Note: The above list includes cruise ships operating in U.S. waters or seeking to operate in U.S. waters during the period of the No Sail Order extension.
Frequently Asked Questions
What does it mean for a cruise ship operator to have a plan that is complete and accurate?
A complete and accurate plan adequately addresses every element of the No Sail Order. A cruise ship operator must be in compliance with the No Sail Order, the operator’s No Sail Order response plan, and CDC’s Interim Guidance for Mitigation of COVID-19 Among Cruise Ship Crew During the Period of the No Sail Order. CDC assesses compliance through implementation checks on a sample of ships covered under a cruise ship operator’s plan. There must be no evidence of noncompliance.
What steps is CDC taking to make sure ships stay in compliance with the criteria for commercial transport of crew?
CDC will review weekly surveillance data provided by ships, and only those ships that continue to report no cases of COVID-19 or COVID-like illness will maintain this status.
What other changes can cruise ships make if they meet these criteria?
CDC is committed to helping cruise lines provide for the safety and well-being of their crew members onboard. As cruise ships are able to show they have no cases of confirmed COVID-19 or COVID-like illnesses on board, crew members will be able to resume some of their daily interactions with fellow crew members.
Some examples of decreased restrictions on cruise ships if they meet these criteria include resuming in-person meetings, events, and social gatherings; reopening bars, gyms, or other group settings onboard for crew member use; and removing requirements to wear face coverings.
What is the difference between the two attestations CDC requires under the No Sail Order?
Under the No Sail Order, cruise lines are required to develop and implement comprehensive plans to prevent, detect, respond to, and contain COVID-19 among crew members onboard. While these response plans have been under review, CDC has allowed cruise lines to disembark crew members if they submit a signed attestation stating they have complied with the requirements to safely disembark crew members. This attestation included a requirement that crew members only use noncommercial travel to disembark and reach their final destinations and do not interact with the public during travel.

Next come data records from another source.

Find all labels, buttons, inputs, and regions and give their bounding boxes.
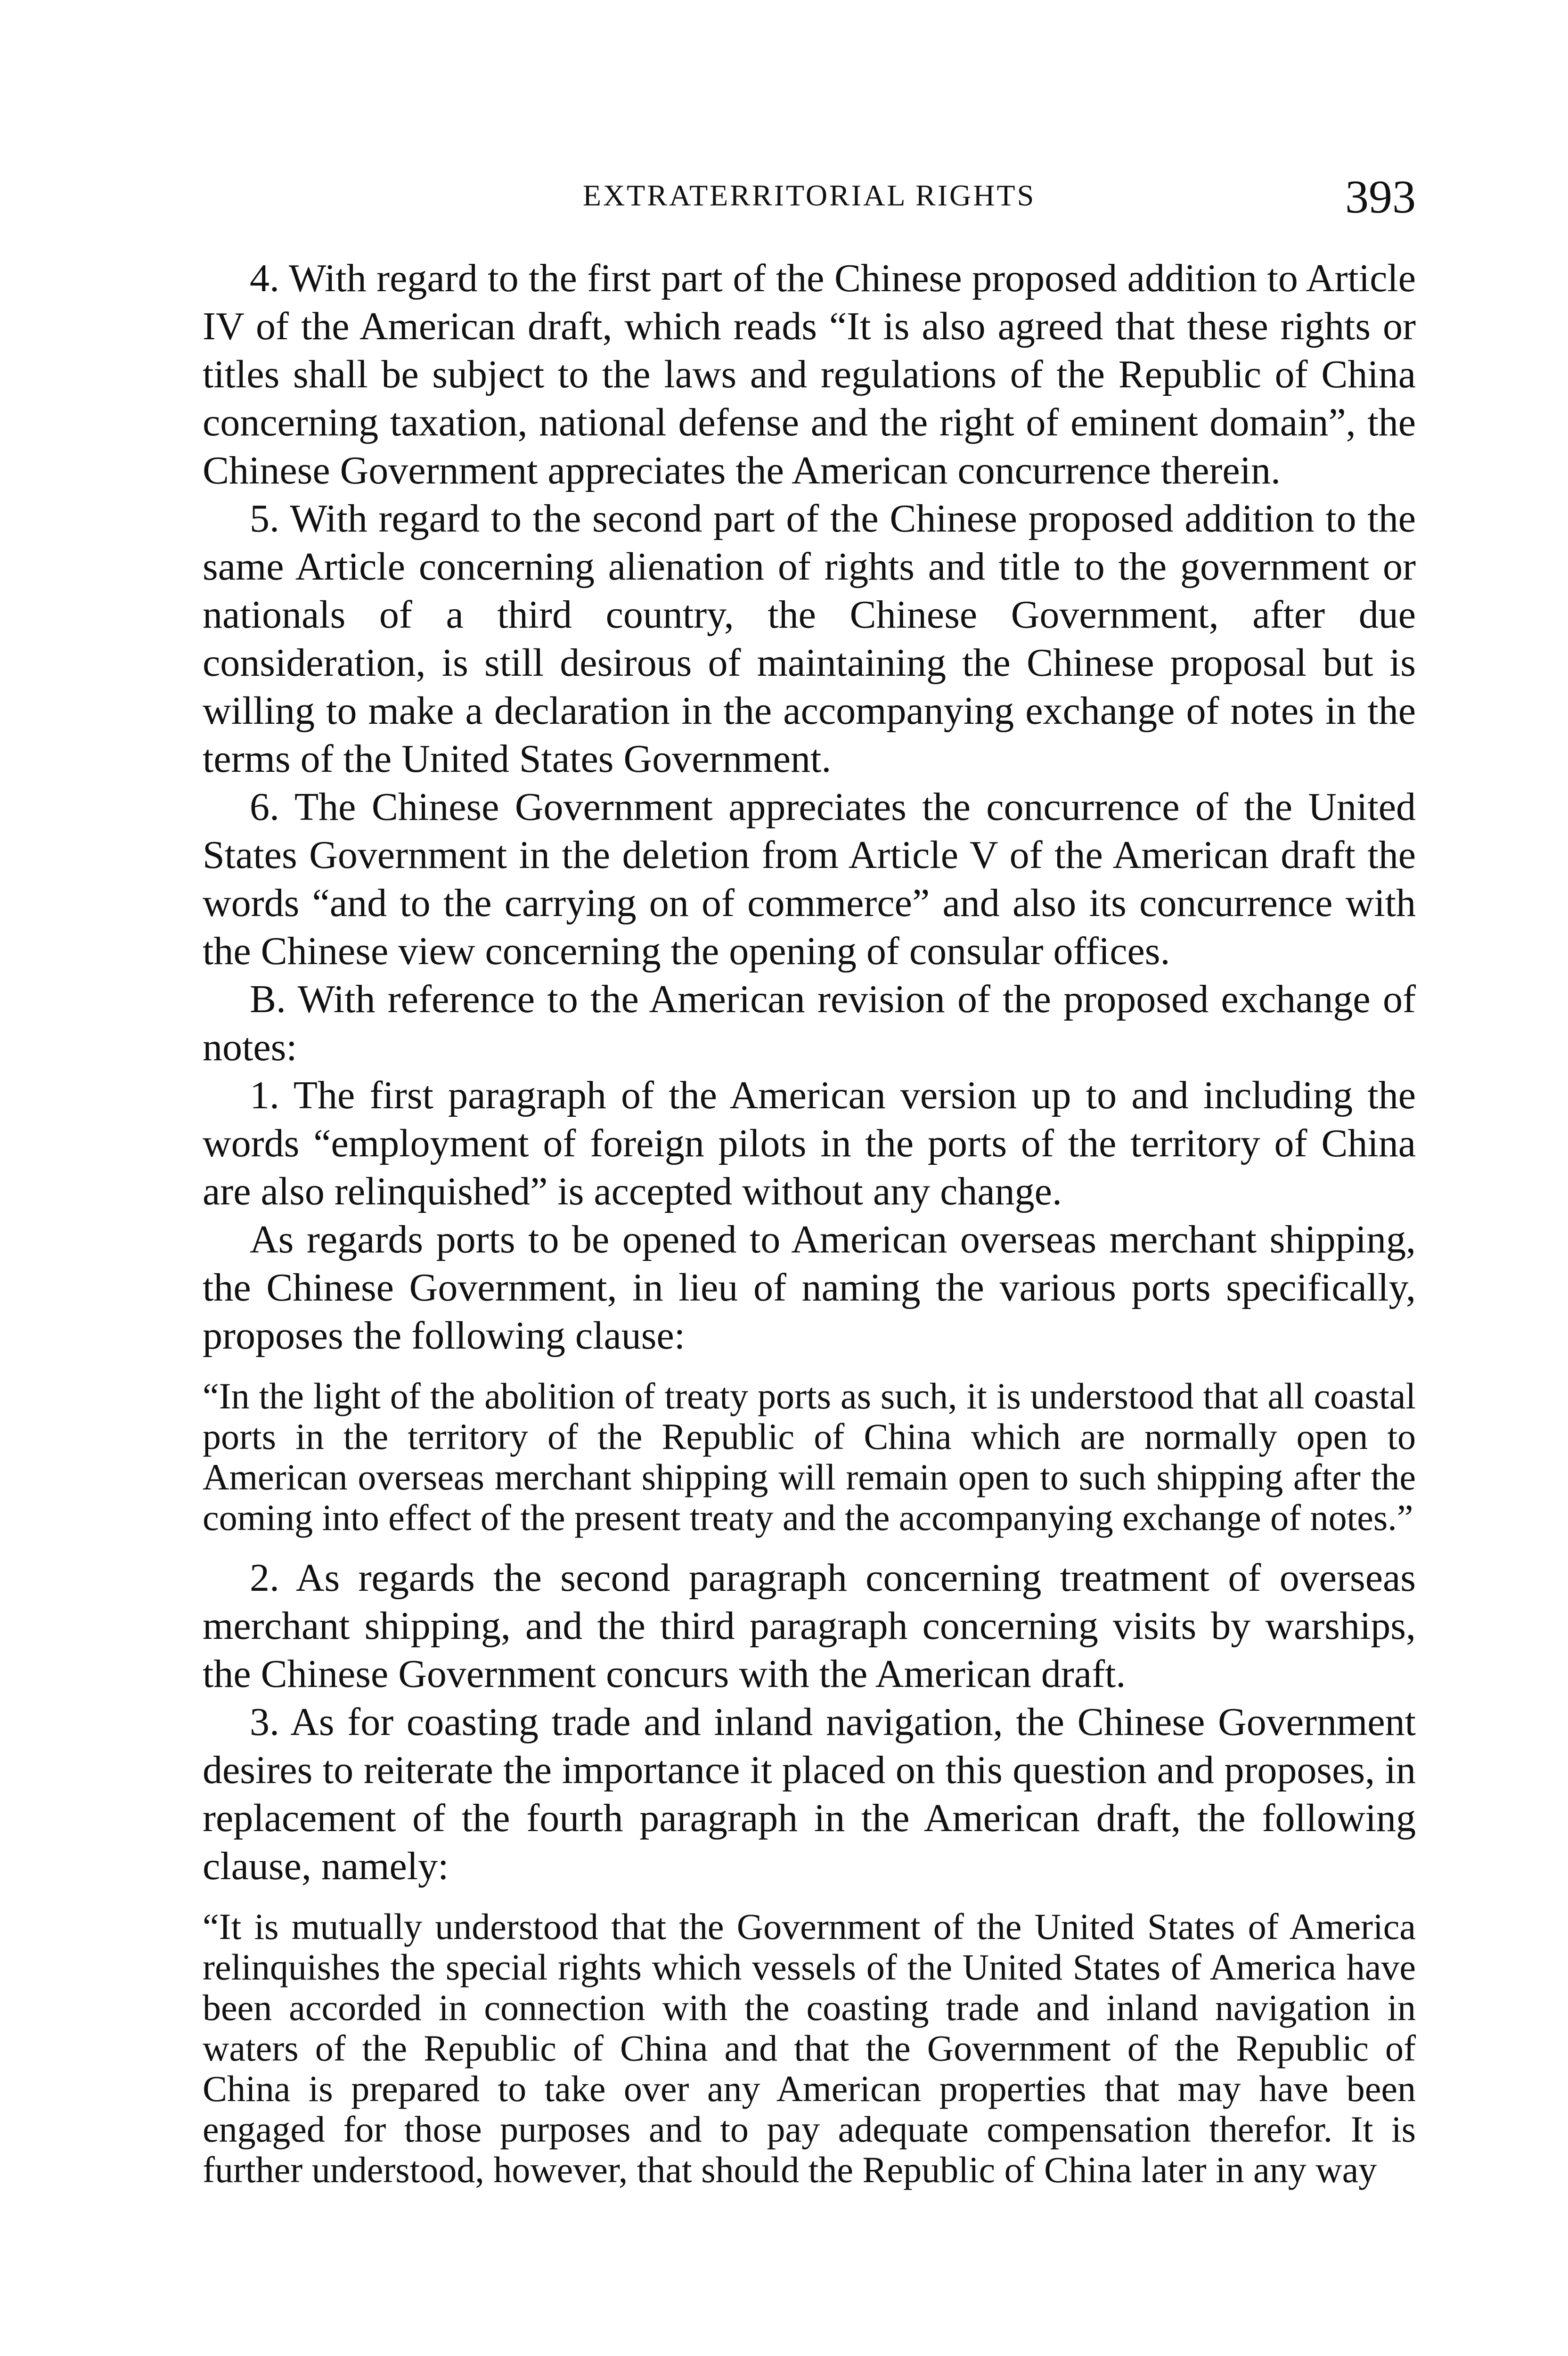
running-head: EXTRATERRITORIAL RIGHTS [582, 179, 1036, 212]
paragraph-a4: 4. With regard to the first part of the Chinese proposed addition to Article IV of the American draft, which reads “It is also agreed that these rights or titles shall be subject to the laws and regulations of the Republic of China concerning taxation, national defense and the right of eminent domain”, the Chinese Government appreciates the American concurrence therein. [203, 256, 1416, 492]
paragraph-a6: 6. The Chinese Government appreciates the concurrence of the United States Government in the deletion from Article V of the American draft the words “and to the carrying on of commerce” and also its concurrence with the Chinese view concerning the opening of consular offices. [203, 785, 1416, 973]
paragraph-b3: 3. As for coasting trade and inland navigation, the Chinese Government desires to reiterate the importance it placed on this question and proposes, in replacement of the fourth paragraph in the American draft, the following clause, namely: [203, 1700, 1416, 1888]
quoted-clause-ports: “In the light of the abolition of treaty ports as such, it is understood that all coastal ports in the territory of the Republic of China which are normally open to American overseas merchant shipping will remain open to such shipping after the coming into effect of the present treaty and the accompanying exchange of notes.” [203, 1375, 1416, 1538]
paragraph-b2: 2. As regards the second paragraph concerning treatment of overseas merchant shipping, and the third paragraph concerning visits by warships, the Chinese Government concurs with the American draft. [203, 1556, 1416, 1696]
paragraph-b: B. With reference to the American revision of the proposed exchange of notes: [203, 977, 1416, 1069]
quoted-clause-coasting: “It is mutually understood that the Government of the United States of America relinquishes the special rights which vessels of the United States of America have been accorded in connection with the coasting trade and inland navigation in waters of the Republic of China and that the Government of the Republic of China is prepared to take over any American properties that may have been engaged for those purposes and to pay adequate compensation therefor. It is further understood, however, that should the Republic of China later in any way [203, 1906, 1416, 2190]
paragraph-ports: As regards ports to be opened to American overseas merchant shipping, the Chinese Government, in lieu of naming the various ports specifically, proposes the following clause: [203, 1218, 1416, 1358]
page-number: 393 [1345, 171, 1416, 223]
paragraph-b1: 1. The first paragraph of the American version up to and including the words “employment of foreign pilots in the ports of the territory of China are also relinquished” is accepted without any change. [203, 1073, 1416, 1213]
page-header [203, 170, 1416, 231]
body-text [203, 254, 1416, 2206]
paragraph-a5: 5. With regard to the second part of the Chinese proposed addition to the same Article concerning alienation of rights and title to the government or nationals of a third country, the Chinese Government, after due consideration, is still desirous of maintaining the Chinese proposal but is willing to make a declaration in the accompanying exchange of notes in the terms of the United States Government. [203, 497, 1416, 781]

Cruise lines that have a complete and accurate No Sail Order response plan may disembark crew members without a signed attestation if they use noncommercial travel and follow CDC requirements. Cruise company officials must sign an acknowledgment of the completeness and accuracy of their response plan. Cruise ships that want to use commercial travel for crew members must meet additional requirements, which include demonstrating there are no confirmed cases of COVID-19 or COVID-like illness on board and submitting a signed attestation for commercial travel.
What does it mean if a cruise line is not listed on the table above?
If a cruise line is not listed, it means the cruise line is not operating and does not plan to operate any of its ships in U.S. waters during the period of the No Sail Order.
What does it mean if a cruise ship is not listed on the table above?
If a cruise ship is not listed, it means the ship is not operating in U.S. waters and does not plan to operate in U.S. waters during the period of the No Sail Order.